3. Die Auswahl unter den in Betracht kommenden Gerichten erfolgt nach den Grundsätzen der Zweckmäßigkeit und der Prozessökonomie. Das dem Gericht bei der Bestimmung des zuständigen Gerichtes nach § 36 Abs. 1 Nr. 3 ZPO eingeräumte Auswahlermessen ist allerdings durch die in Art. 17 ff. Brüssel-Ia-VO geregelten Zuständigkeiten bei Verbrauchersachen eingeschränkt, die Vorrang genießen. Nach der Rechtsprechung des Bundesgerichtshofs kann eine sich aus dem europäischen Zivilverfahrensrecht ergebende abschließende Zuständigkeitsregel im Rahmen des Bestimmungsverfahrens nach § 36 Abs. 1 Nr. 3 ZPO – anders als die im nationalen Prozessrecht geregelten ausschließlichen Zuständigkeiten – nicht überwunden werden, weil ansonsten der durch den europäischen Gesetzgeber im internationalen Zuständigkeitsrecht getroffene Interessenausgleich beeinträchtigt würde (vgl. BGH, MDR 2021, 253 Rn. 22 m. w. N.).

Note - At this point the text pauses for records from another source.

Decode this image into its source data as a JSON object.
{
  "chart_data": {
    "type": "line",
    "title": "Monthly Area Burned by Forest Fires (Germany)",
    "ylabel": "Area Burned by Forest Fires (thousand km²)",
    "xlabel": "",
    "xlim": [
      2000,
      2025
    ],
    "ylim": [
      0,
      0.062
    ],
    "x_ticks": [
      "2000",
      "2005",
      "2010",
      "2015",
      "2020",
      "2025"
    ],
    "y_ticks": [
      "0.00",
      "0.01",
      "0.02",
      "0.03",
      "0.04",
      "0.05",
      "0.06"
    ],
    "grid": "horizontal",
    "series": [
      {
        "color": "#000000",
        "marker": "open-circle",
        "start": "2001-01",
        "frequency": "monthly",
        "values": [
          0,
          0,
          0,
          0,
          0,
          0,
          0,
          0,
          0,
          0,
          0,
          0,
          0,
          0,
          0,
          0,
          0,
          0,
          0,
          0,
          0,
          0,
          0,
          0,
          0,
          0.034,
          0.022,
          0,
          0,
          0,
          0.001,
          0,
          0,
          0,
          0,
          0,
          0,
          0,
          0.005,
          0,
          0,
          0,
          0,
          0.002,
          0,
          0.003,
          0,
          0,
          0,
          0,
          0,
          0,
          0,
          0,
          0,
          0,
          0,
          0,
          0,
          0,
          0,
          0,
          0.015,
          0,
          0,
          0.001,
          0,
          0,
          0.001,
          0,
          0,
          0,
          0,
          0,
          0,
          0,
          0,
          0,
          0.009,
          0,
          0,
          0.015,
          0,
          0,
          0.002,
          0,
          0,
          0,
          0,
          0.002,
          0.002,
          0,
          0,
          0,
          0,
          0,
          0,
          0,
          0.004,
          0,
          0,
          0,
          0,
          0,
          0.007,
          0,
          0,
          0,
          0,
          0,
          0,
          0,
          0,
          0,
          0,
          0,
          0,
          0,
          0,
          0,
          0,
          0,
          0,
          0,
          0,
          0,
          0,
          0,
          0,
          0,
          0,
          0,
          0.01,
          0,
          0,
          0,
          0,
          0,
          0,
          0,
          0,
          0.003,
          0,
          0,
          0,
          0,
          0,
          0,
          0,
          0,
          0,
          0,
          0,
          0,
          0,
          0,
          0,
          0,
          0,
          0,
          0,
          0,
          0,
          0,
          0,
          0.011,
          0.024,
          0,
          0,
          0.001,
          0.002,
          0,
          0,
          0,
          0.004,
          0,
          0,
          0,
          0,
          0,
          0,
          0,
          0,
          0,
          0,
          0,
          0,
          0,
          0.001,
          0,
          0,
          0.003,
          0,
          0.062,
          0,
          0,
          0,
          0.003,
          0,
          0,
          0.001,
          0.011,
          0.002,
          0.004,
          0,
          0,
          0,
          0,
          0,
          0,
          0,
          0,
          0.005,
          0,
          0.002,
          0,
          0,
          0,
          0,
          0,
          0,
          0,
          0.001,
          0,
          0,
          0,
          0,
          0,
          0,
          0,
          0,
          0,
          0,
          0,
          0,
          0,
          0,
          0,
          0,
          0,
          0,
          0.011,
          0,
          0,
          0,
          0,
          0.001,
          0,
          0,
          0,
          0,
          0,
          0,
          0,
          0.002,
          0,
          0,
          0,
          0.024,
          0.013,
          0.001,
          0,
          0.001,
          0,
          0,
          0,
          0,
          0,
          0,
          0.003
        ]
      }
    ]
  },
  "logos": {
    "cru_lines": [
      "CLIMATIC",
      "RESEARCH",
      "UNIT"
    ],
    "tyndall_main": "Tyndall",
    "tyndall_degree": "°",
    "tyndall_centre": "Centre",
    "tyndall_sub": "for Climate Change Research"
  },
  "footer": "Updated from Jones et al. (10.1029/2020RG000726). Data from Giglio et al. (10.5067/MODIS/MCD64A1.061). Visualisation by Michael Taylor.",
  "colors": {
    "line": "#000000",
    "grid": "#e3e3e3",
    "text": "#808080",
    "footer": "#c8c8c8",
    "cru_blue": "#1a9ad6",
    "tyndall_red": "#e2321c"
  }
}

Hier kommen somit das Landgericht Augsburg und das Landgericht Berlin in Betracht, nicht dagegen das Landgericht Memmingen. Als gemeinsam zuständiges Gericht bestimmt der Senat das Landgericht Augsburg, an dem die Antragstellerin ihren Wohnsitz hat und das für den Antragsgegner zu 2) besser zu erreichen ist als das Landgericht Berlin. Der nicht nur bundesweit, sondern international am Markt auftretenden Antragsgegnerin zu 1) ist eine Prozessführung am Wohnort ihrer Vertragspartnerin dagegen ohne weiteres zumutbar, wie auch die in ihren allgemeinen Geschäftsbedingungen enthaltende Gerichtsstandsvereinbarung zeigt.